Dün akşam Türkiye Kupasında en az final oynamayı hedefleyen ve Avrupa yolunda play-off'u da garanti altına alan Eskişehirspor'a baktım. Adeta kendisine gecikmiş gibiydi. 'Acaba Eskişehirspor rakibin kötü oluşandan mı iyi gözüktü, yoksa gerçekten iyi mi oynadı' dedim. Ama taraftar gibi gerçeklere gözlerimi kapattım, sadece maçın keyfini çıkartmaya baktım. Önemli olan galip gelmekse, gerisi teferruattı çünkü.
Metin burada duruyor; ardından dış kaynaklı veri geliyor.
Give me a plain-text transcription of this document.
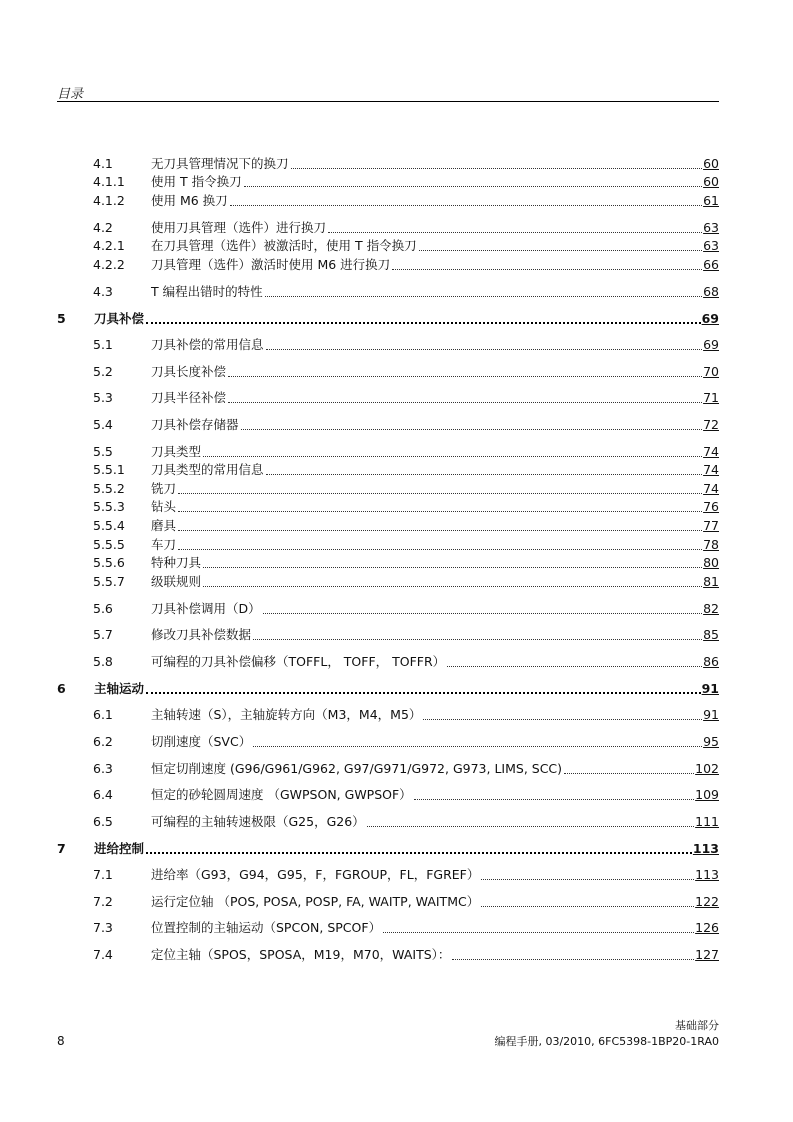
目录
4.1	无刀具管理情况下的换刀	60
4.1.1 使用 T 指令换刀	60
4.1.2 使用 M6 换刀	61
4.2	使用刀具管理（选件）进行换刀	63
4.2.1 在刀具管理（选件）被激活时，使用 T 指令换刀	63
4.2.2 刀具管理（选件）激活时使用 M6 进行换刀	66
4.3	T 编程出错时的特性	68
5 刀具补偿	69
5.1	刀具补偿的常用信息	69
5.2	刀具长度补偿	70
5.3	刀具半径补偿	71
5.4	刀具补偿存储器	72
5.5	刀具类型	74
5.5.1 刀具类型的常用信息	74
5.5.2 铣刀	74
5.5.3 钻头	76
5.5.4 磨具	77
5.5.5 车刀	78
5.5.6 特种刀具	80
5.5.7 级联规则	81
5.6	刀具补偿调用（D）	82
5.7	修改刀具补偿数据	85
5.8	可编程的刀具补偿偏移（TOFFL， TOFF， TOFFR）	86
6 主轴运动	91
6.1	主轴转速（S），主轴旋转方向（M3，M4，M5）	91
6.2	切削速度（SVC）	95
6.3	恒定切削速度 (G96/G961/G962, G97/G971/G972, G973, LIMS, SCC)	102
6.4	恒定的砂轮圆周速度 （GWPSON, GWPSOF）	109
6.5	可编程的主轴转速极限（G25，G26）	111
7 进给控制	113
7.1	进给率（G93，G94，G95，F，FGROUP，FL，FGREF）	113
7.2	运行定位轴 （POS, POSA, POSP, FA, WAITP, WAITMC）	122
7.3	位置控制的主轴运动（SPCON, SPCOF）	126
7.4	定位主轴（SPOS，SPOSA，M19，M70，WAITS）：	127
8
基础部分
编程手册, 03/2010, 6FC5398-1BP20-1RA0
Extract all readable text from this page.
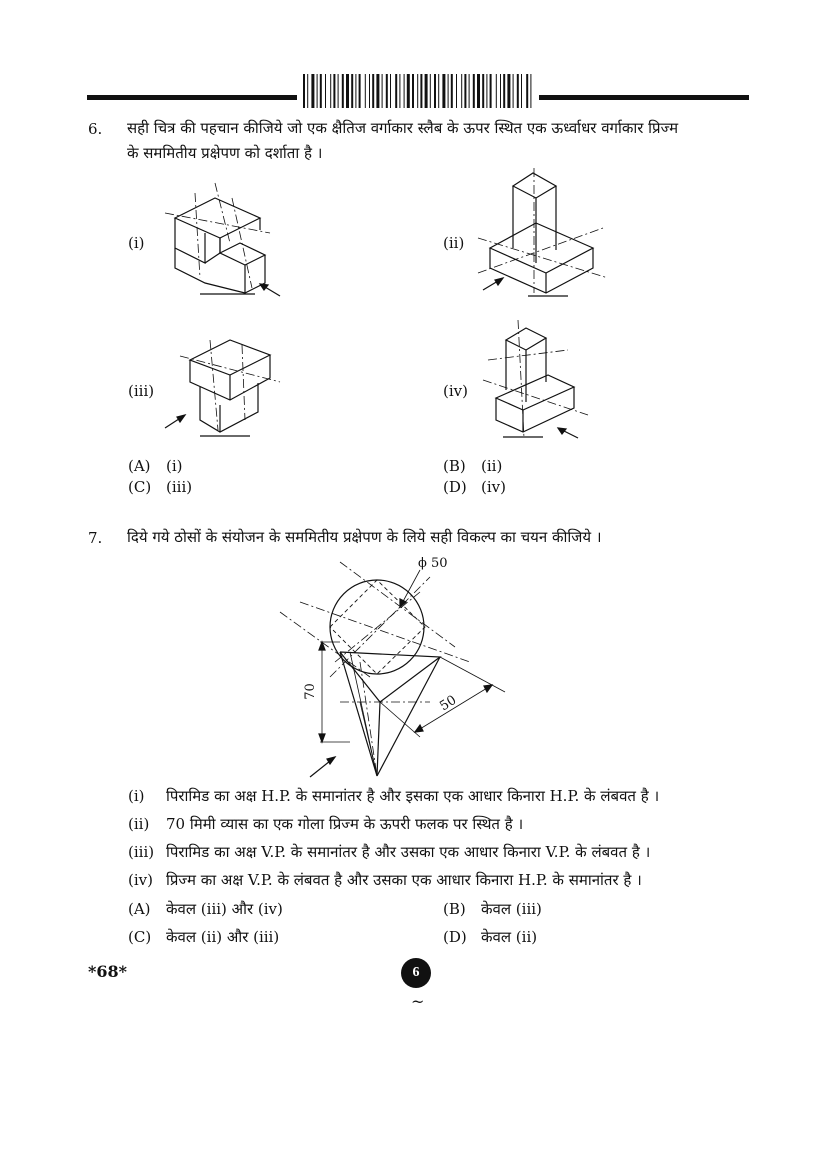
6. सही चित्र की पहचान कीजिये जो एक क्षैतिज वर्गाकार स्लैब के ऊपर स्थित एक ऊर्ध्वाधर वर्गाकार प्रिज्म
के सममितीय प्रक्षेपण को दर्शाता है ।
(i)	(ii)
(iii)	(iv)
(A) (i)	(B) (ii)
(C) (iii)	(D) (iv)
7. दिये गये ठोसों के संयोजन के सममितीय प्रक्षेपण के लिये सही विकल्प का चयन कीजिये ।
ϕ 50
70
50
(i) पिरामिड का अक्ष H.P. के समानांतर है और इसका एक आधार किनारा H.P. के लंबवत है ।
(ii) 70 मिमी व्यास का एक गोला प्रिज्म के ऊपरी फलक पर स्थित है ।
(iii) पिरामिड का अक्ष V.P. के समानांतर है और उसका एक आधार किनारा V.P. के लंबवत है ।
(iv) प्रिज्म का अक्ष V.P. के लंबवत है और उसका एक आधार किनारा H.P. के समानांतर है ।
(A) केवल (iii) और (iv)	(B) केवल (iii)
(C) केवल (ii) और (iii)	(D) केवल (ii)
*68*	6
~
Sonra play-off'a kalan takımlara baktım. Gittikçe azalan kaliteyi gördüm. Ardından 'Bu ülkede futbolun üst düzey oynandığını söylemek çok zor' dedim. Ayakları birbirine dolanan futbolumuzun gerçeği çırılçıplak ortada: 'KALİTESİZ'
Şimdiki zaman, geçmiş zamanın aynasından utanırken, Tello'nun alkışlarla oyundan çıkmasına baktım. 'Koskoca sezonu attığı bir gol kurtardı herhalde' dedim. 'Ama bu ülkede geçmiş çabuk unutulur. Kimler kurtardı Tello'da yırtar' dedim.
Maç öncesinde objektiflere takılan Halil Ünal resimlerine baktım. Koltuğuna, rahat olmasa da sıkı sıkı tutunan başkana... Avrupa hayalleri tazeliğini koruduğu sürece, o da biliyor ki 'Koltuk Sağlam' Bundan 1 ay öncesine kadar yükselen istifa seslerinden eser yoktu. 'Günlük sonuçlar kurtardı her şeyi. Ama tek kurtulamayan varsa oda Eskişehirspor olacak' dedim. Kimse duymadı.
Eskişehirspor için acı olan gerçek ise Avrupa'ya gidince bu kulüpte her şeyin değişeceğine inanmaktır. Gerisi ise teferruattır. Ama ne diyelim play-off hayırlı, Türkiye kupasında ise yolumuz açık olsun...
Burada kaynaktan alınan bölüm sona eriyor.